Das etablierte England war schockiert, doch die rebellische Jugend hatte neue Heroen. Als die Musikindustrie erstaunt bemerkte, dass die Platten und selbst produzierten Kassetten der ab 1976 überall aus dem Boden schießenden Punkbands ohne Airplay in Radio und Fernsehen reißende Umsätze machten, stiegen auch die Medien ein. Zuerst die Pop-Presse und die sensationslüsternen Boulevardblätter, schließlich auch die seriösen großen Nachrichtenmagazine und die Trendsetter der Modewelt. Punk war zu sensationell, zu schrill, zu skandalös, um ignoriert zu werden. "Drei der vier Musikzeitschriften haben Punk/New-Wave-Gruppen auf dem Titel", protokolliert das deutsche Sounds im Juli 1977 eine ganz normale Medienwoche auf der Insel. "Alle diese Gruppen sind noch nicht in den Charts zu finden, eine von ihnen hat noch nicht mal einen Plattenvertrag. Die gewohnten Gerüchte darüber, bei wem die Sex Pistols demnächst unterschreiben. Die Sonntags-Schmonzetten mühen sich, vierfarbig die Punk-Menschen darzustellen, es wird über Johnny Rottens neueste Freundin oder dergleichen berichtet, und Londons radikalschickes Wochenmagazin Time Out bringt eine Geschichte darüber, wie Capitol Radio - die kommerzielle Radiostation - die Veröffentlichung der Clash-EP 'Capitol Radio" verhinderte." Im Dezember 1977 nominiert das Modemagazin Vogue Johnny Rotten als "Überraschung des Jahres".

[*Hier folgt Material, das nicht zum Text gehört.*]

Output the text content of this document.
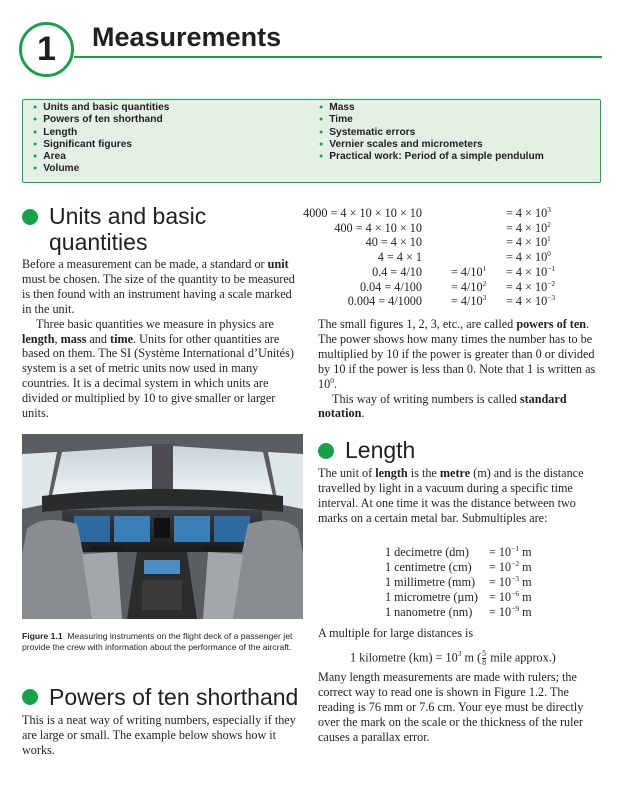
1 Measurements
● Units and basic quantities
● Powers of ten shorthand
● Length
● Significant figures
● Area
● Volume
● Mass
● Time
● Systematic errors
● Vernier scales and micrometers
● Practical work: Period of a simple pendulum
Units and basic
quantities

Before a measurement can be made, a standard or unit must be chosen. The size of the quantity to be measured is then found with an instrument having a scale marked in the unit.

Three basic quantities we measure in physics are length, mass and time. Units for other quantities are based on them. The SI (Système International d’Unités) system is a set of metric units now used in many countries. It is a decimal system in which units are divided or multiplied by 10 to give smaller or larger units.

Figure 1.1 Measuring instruments on the flight deck of a passenger jet provide the crew with information about the performance of the aircraft.
Powers of ten shorthand
This is a neat way of writing numbers, especially if they are large or small. The example below shows how it works.
4000 = 4 × 10 × 10 × 10	= $4 \times 10^3$
400 = 4 × 10 × 10	= $4 \times 10^2$
40 = 4 × 10	= $4 \times 10^1$
4 = 4 × 1	= $4 \times 10^0$
$0.4 = 4/10 = 4/10^1 = 4 \times 10^{-1}$
$0.04 = 4/100 = 4/10^2 = 4 \times 10^{-2}$
$0.004 = 4/1000 = 4/10^3 = 4 \times 10^{-3}$

The small figures 1, 2, 3, etc., are called powers of ten. The power shows how many times the number has to be multiplied by 10 if the power is greater than 0 or divided by 10 if the power is less than 0. Note that 1 is written as $10^0$.

This way of writing numbers is called standard notation.

Length

The unit of length is the metre (m) and is the distance travelled by light in a vacuum during a specific time interval. At one time it was the distance between two marks on a certain metal bar. Submultiples are:

1 decimetre $(dm) = 10^{-1}$ m
1 centimetre $(cm) = 10^{-2}$ m
1 millimetre $(mm) = 10^{-3}$ m
1 micrometre $(\mu m) = 10^{-6}$ m
1 nanometre $(nm) = 10^{-9}$ m
A multiple for large distances is
1 kilometre $(km) = 10^3$ m ( $\frac{5}{8}$ mile approx.)
Many length measurements are made with rulers; the correct way to read one is shown in Figure 1.2. The reading is 76 mm or 7.6 cm. Your eye must be directly over the mark on the scale or the thickness of the ruler causes a parallax error.
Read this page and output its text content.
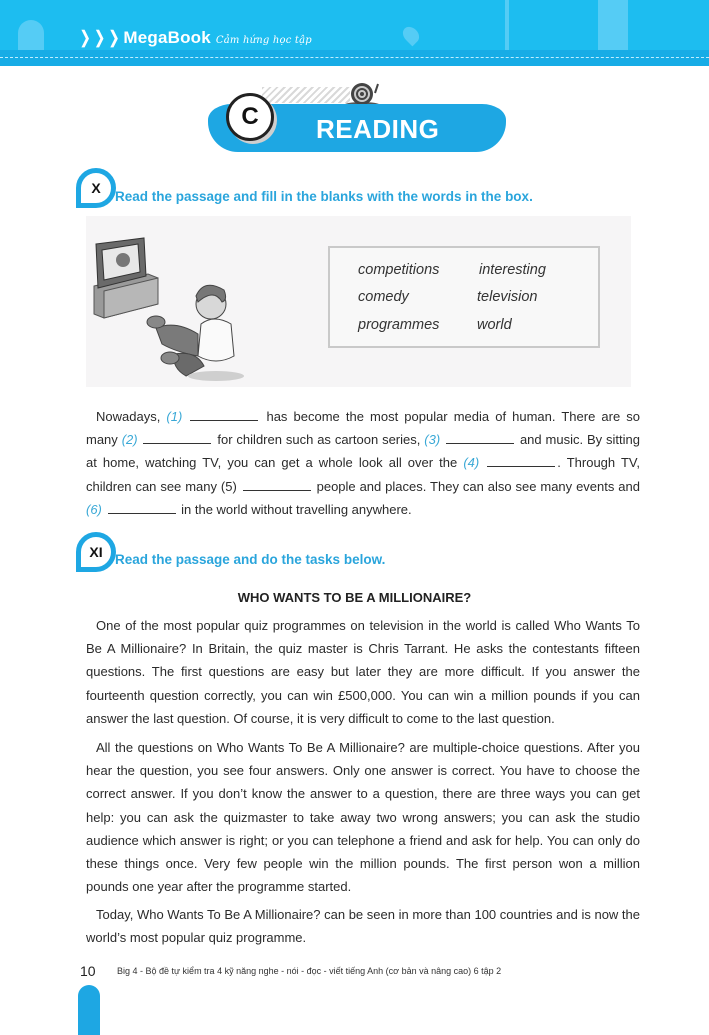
❭❭❭ MegaBook Cảm hứng học tập
READING
C
X
Read the passage and fill in the blanks with the words in the box.
competitions	interesting
comedy	television
programmes	world
Nowadays, (1)	has become the most popular media of human. There are so many (2)	for children such as cartoon series, (3)	and music. By sitting at home, watching TV, you can get a whole look all over the (4)	. Through TV, children can see many (5)	people and places. They can also see many events and (6)	in the world without travelling anywhere.
XI Read the passage and do the tasks below.
WHO WANTS TO BE A MILLIONAIRE?
One of the most popular quiz programmes on television in the world is called Who Wants To Be A Millionaire? In Britain, the quiz master is Chris Tarrant. He asks the contestants fifteen questions. The first questions are easy but later they are more difficult. If you answer the fourteenth question correctly, you can win £500,000. You can win a million pounds if you can answer the last question. Of course, it is very difficult to come to the last question.
All the questions on Who Wants To Be A Millionaire? are multiple-choice questions. After you hear the question, you see four answers. Only one answer is correct. You have to choose the correct answer. If you don’t know the answer to a question, there are three ways you can get help: you can ask the quizmaster to take away two wrong answers; you can ask the studio audience which answer is right; or you can telephone a friend and ask for help. You can only do these things once. Very few people win the million pounds. The first person won a million pounds one year after the programme started.
Today, Who Wants To Be A Millionaire? can be seen in more than 100 countries and is now the world’s most popular quiz programme.
10 Big 4 - Bộ đề tự kiểm tra 4 kỹ năng nghe - nói - đọc - viết tiếng Anh (cơ bản và nâng cao) 6 tập 2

Recht schnell sprangen auch die deutschen Medien auf den fahrenden Zug. Der Spiegel, Stern, das ZDF brachten erste große Reportagen. Und auch Bravo, immer auf der Suche nach dem nächsten vermarktbaren Trend, stieg mit ein.
"... Jedenfalls gab es dann im Sommer 1976 mal eine Klassenfete. Da wurden Poster an die Wand geklatscht. Unter anderem ein Bravo-Poster von den Sex Pistols. Das hat mich tierisch fasziniert. Diese Typen sahen ganz anders aus. Kurze, komische, abgeranzte Haare. Die Klamotten zerfetzt. Und als nächstes stand dann in der Zeitung ein komischer Artikel über Punk. Dass in London gerade etwas ganz Wildes abgeht. Ich fühlte mich einfach angesprochen, und ich versuchte dann, eine eigene Musik in dieser Richtung zu machen. Ich wusste gar nicht, wie Punk-Rock klingt. Es gab ja nur eine einzige Punkplatte: die erste Ramones. Die hatte ich mal im Schaufenster gesehen, aber ich wusste ja nicht, dass das Punk war." (Jürgen Engler, Jahrgang 1960, Sänger und Gitarrist von Male, in: Teipel 2001, S. 29)
"Ich habe ein Bild im New Musical Express gesehen - mit Jackett und Büroklammern und Kindersonnenbrille. Und ich dachte: 'So klasse würde ich auch gerne aussehen." Und dann lief ich eben so herum." (Peter Hein, Jahrgang 1957, Sänger und Texter von Charley´s Girls, Mittagspause, Fehlfarben und Family 5, a.a.O., S. 36f.)